House Armed Services Chairman Ike Skelton, D-Mo., publicly chided Air Force leaders for failing to give his panel a more thorough assessment of the service's plans and programs during a hearing Wednesday.

Air Force Secretary Michael Wynne and Chief of Staff Michael Moseley, called by the panel to testify on their force's "strategic initiatives," spent much of the morning expressing concerns about budgetary shortfalls and congressional restrictions preventing the retirement of the service's oldest aircraft.

"I'm sorry to tell you I'm disappointed, but we can have a budget hearing any time," Skelton said. The chairman, who said the panel might have to have a second hearing on the subject, said it "would have been helpful" to have received testimony on the Air Force's strategic vision, as opposed to more limited testimony on current budget constraints.

During the hearing, Moseley and Wynne acknowledged that the service's ongoing effort to reduce the force by 40,000 personnel was a difficult budgetary decision designed to allow the service to buy aircraft to modernize its aging fleet. They said the more advanced aircraft the service is buying will need fewer personnel to operate and maintain than their older planes, but they also expressed concerns that the cut in its personnel strength could go too deep.

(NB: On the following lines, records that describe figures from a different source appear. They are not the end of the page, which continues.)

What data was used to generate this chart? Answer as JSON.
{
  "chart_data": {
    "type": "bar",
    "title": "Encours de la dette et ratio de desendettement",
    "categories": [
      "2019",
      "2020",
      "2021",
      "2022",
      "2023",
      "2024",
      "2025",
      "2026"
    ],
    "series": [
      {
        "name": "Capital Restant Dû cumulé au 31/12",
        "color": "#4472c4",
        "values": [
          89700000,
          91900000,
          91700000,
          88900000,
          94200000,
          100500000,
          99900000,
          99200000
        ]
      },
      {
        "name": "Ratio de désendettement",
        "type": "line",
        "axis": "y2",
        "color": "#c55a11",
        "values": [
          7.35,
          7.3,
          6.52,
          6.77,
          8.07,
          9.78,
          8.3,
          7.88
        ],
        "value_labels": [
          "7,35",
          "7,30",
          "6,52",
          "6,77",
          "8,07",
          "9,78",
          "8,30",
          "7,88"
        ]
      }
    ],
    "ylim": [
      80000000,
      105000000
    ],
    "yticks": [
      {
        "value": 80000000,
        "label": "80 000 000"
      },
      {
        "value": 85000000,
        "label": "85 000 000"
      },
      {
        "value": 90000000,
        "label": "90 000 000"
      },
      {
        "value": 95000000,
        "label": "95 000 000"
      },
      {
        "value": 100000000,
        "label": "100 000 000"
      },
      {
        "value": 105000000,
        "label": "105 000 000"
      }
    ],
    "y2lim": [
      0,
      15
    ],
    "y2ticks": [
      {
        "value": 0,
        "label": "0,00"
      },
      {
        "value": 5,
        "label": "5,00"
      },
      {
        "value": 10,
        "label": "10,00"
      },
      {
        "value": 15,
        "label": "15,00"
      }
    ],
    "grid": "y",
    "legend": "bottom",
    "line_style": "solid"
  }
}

There is an "unpleasant reality that at some point we will be too small," Wynne said. "Budget pressures are forcing us to be a smaller Air Force," he added later.

In written testimony, Wynne and Moseley said a smaller force will preserve a "strong expeditionary capability," but said it comes "at considerable risk of 'burning out' our airmen."

Wynne also warned against shutting down production lines for the Boeing C-17 Globemaster III cargo plane, arguing that it would take as long as four years and require considerable money to restart the line. At the same time, Wynne, who has stated that the service needs an additional $20 billion a year, said the Air Force cannot afford to request more C-17s in its annual budget request.

The Air Force has supported lifting congressional restrictions on retiring older C-5 Galaxy aircraft to buy more C-17s, despite Pentagon plans to not officially request more of the aircraft.

The C-17 program, pieces of which are produced in 42 states, has long been a favorite of congressional add-ons, which have kept the Boeing aircraft program alive. The House has authorized $2.4 billion to buy 10 more C-17s in fiscal 2008, but the Senate's version of the defense authorization bill does not include more money for the program, setting it up as an issue for the conference negotiations now under way.

Neither the House nor the Senate added money for C-17s in the Defense appropriations bill, but House appropriators have said they will address the issue when they consider the fiscal 2008 wartime supplemental spending bill, which is not expected to come to the floor until next year.